Ей хотелось, чтобы он подошел, обнял ее, но он направился к высоким окнам, распахнул их шире, зажег сигарету, одной ногой оперся на маленький деревянный табурет, который использует Баська, когда моет стекла. Держа сигарету между большим и указательным пальцами, он глубоко затянулся, красный огонек — единственный свет в комнате. Когда он поворачивал голову налево, выдохнуть дым уголком рта, речной бриз заносил его обратно, рисуя причудливые узоры над головой.
— Лютеция. Город Света темен, как могила.
— О чем ты?
— Лютеция. Так римляне назвали этот город. Париж без света невероятен.
— Ты покончил со мной?
— На сегодняшний вечер или вообще?
— Начнем с вечера.
— Княгиня устала от неприятных разговоров?
— Сарказм тебе не идет, Януш.
Пропустив реплику мимо ушей, Януш подошел к дивану, на котором сидела Анжелика, схватил ее за плечи.
— Ну, давай поговорим о чем-нибудь еще, дорогая. Где бы ты хотела поужинать сегодня вечером? Кстати, а где будет ужинать твоя дочь, Анжелика?
— Ты несправедлив.
— Нет. Все просто. Предельно просто, мадам.
— И это все, чего я заслуживаю?
— Да.
— Я боялась, что ты плохо все это примешь, но я не думала, что ты будешь жесток. Я полагаю, ты можешь развестись со мной, Януш. Уверена, епископ найдет аргументы в твою пользу, тогда как…
— Тише, Анжелика, тише. Твое признание не заставит меня разлюбить или сожалеть, что я женился на тебе. Я понимаю, что это была не ты. И не я. Я думаю о маленькой девятилетней девочке, которая является частью тебя, а также частью меня. Независимо от того, чья кровь в ней течет. Достаточно плохо, что твоя мать не доверилась мне, но то, что не сделала ты, поражает меня. Я чувствую себя обманутым не потому, что у тебя был любовник, а потому, что ты скрыла от меня важную часть себя, своего ребенка.
— Не забудь, от меня его тоже скрыли. Я не могу исправить прошлое, неужели ты этого не видишь?
— Нет. И не собираюсь. Да, тебе тогда было только шестнадцать, но с тех пор прошло девять лет. Ты выросла, и уже в твоих силах было задать матери несколько вопросов. Или еще лучше — рассказать мне, чтобы мы вместе выяснили правду. Хотя какое значение имеет это теперь.
— А что имеет?
— Как ее найти?
— Ты мне поможешь?
— Я думал, ты мне поможешь.
Януш сел рядом с Анжеликой, скрестил руки на груди, оба смотрели прямо перед собой.

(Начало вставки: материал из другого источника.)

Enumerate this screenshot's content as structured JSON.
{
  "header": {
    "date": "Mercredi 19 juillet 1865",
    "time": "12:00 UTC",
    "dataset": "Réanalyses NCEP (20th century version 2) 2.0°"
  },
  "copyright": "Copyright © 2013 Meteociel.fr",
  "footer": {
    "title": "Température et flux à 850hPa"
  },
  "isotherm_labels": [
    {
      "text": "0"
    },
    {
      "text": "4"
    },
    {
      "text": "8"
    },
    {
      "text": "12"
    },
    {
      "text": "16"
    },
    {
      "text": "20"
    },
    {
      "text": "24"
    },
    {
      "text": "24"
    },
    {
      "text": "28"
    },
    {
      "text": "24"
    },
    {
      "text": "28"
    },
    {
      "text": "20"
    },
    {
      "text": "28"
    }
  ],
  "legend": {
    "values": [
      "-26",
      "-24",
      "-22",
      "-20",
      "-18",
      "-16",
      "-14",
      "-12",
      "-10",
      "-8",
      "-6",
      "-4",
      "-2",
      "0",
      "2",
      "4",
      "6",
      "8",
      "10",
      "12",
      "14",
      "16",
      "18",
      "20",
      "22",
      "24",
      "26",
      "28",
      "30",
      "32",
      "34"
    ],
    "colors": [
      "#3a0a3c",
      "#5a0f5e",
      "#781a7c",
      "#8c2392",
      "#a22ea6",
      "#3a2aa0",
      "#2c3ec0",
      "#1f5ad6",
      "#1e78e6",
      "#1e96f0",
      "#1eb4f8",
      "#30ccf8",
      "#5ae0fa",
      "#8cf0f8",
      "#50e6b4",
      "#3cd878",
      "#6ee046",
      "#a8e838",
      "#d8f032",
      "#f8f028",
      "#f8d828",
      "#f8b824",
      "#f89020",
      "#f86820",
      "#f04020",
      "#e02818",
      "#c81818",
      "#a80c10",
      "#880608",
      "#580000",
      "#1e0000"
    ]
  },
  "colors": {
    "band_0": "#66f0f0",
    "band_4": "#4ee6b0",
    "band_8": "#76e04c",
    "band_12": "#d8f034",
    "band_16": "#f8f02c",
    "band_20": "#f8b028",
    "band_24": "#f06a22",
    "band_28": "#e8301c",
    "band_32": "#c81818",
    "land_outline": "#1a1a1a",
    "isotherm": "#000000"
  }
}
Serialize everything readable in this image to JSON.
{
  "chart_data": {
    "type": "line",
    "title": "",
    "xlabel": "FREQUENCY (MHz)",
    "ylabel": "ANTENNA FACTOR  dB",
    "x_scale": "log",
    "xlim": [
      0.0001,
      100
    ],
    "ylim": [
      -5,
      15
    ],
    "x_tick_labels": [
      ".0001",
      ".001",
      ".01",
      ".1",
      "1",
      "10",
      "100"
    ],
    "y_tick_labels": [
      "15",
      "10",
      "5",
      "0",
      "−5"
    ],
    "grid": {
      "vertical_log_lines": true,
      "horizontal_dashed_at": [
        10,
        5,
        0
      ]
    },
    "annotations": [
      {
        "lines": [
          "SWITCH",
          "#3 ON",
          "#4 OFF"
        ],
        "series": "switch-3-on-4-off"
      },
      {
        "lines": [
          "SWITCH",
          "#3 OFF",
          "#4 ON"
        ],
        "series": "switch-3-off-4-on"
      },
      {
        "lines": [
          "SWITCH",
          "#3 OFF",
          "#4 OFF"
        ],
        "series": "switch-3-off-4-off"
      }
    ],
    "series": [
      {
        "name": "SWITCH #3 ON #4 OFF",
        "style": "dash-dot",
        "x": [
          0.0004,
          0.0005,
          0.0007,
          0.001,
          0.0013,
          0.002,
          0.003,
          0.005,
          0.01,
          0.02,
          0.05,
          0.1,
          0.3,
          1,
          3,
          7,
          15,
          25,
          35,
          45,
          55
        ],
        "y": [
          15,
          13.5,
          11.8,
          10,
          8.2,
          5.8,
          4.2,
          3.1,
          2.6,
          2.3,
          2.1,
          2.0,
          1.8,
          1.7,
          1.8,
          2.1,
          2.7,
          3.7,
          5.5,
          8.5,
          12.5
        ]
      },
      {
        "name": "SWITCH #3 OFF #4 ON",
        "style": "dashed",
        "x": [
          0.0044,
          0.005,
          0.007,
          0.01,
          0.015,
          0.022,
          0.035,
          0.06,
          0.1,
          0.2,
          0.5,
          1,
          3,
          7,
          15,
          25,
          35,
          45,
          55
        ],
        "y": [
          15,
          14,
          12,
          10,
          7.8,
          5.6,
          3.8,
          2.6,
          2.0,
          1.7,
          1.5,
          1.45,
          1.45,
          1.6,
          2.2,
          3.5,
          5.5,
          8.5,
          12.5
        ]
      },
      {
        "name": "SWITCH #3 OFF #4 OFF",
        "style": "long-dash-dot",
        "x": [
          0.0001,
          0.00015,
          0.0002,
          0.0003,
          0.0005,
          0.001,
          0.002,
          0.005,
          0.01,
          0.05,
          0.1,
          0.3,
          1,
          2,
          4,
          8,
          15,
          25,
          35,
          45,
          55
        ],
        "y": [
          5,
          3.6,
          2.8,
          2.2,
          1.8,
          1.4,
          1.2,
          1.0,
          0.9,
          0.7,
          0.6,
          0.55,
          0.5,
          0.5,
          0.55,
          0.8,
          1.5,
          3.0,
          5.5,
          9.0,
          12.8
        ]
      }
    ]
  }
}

— За прошедшие двадцать два часа, как я узнала, что мой ребенок жив, я начала тосковать по ней. Такая русская ностальгия по тому, чего никогда не знал. Когда ищешь следы возлюбленного на снегу, зная, что он никогда не шел по этому снегу. Януш, я пыталась представить ее себе десятью тысячами способов. Я боюсь выходить на улицу, потому что понимаю, что в лице каждой встречной маленькой девочки я буду «видеть» ее. Я буду останавливать детей, смотреть им в глаза, бежать за любым, в ком мне почудятся знакомые черточки. Я проведу оставшуюся часть моей жизни, ища узнавания, обманываясь и тоскуя. Я буду блуждать по паркам, стоять у каруселей, разглядывая девочек. Может быть, вот та — белокурая? Нет, нет, у нее, наверное, темные волосы.
Анжелика беззвучно плакала.
— Мне пора. Я должен возвращаться в полк. Я обещал уложиться в сорок восемь часов. Время практически исчерпано. Поезда не ходят, дороги пустынны.
Януш встал, посмотрел на жену.
— Мне помочь тебе добраться до Кракова, или твой друг полковник посодействует?
— В Краков? Зачем? Разве не опасно…
— Я думал, ты решила очнуться от сна и хочешь начать искать свою дочь, или у тебя другие соображения? Предпочитаешь остаться здесь, в позолоченном резном великолепии, плакать и ждать, вдруг она сама найдет тебя?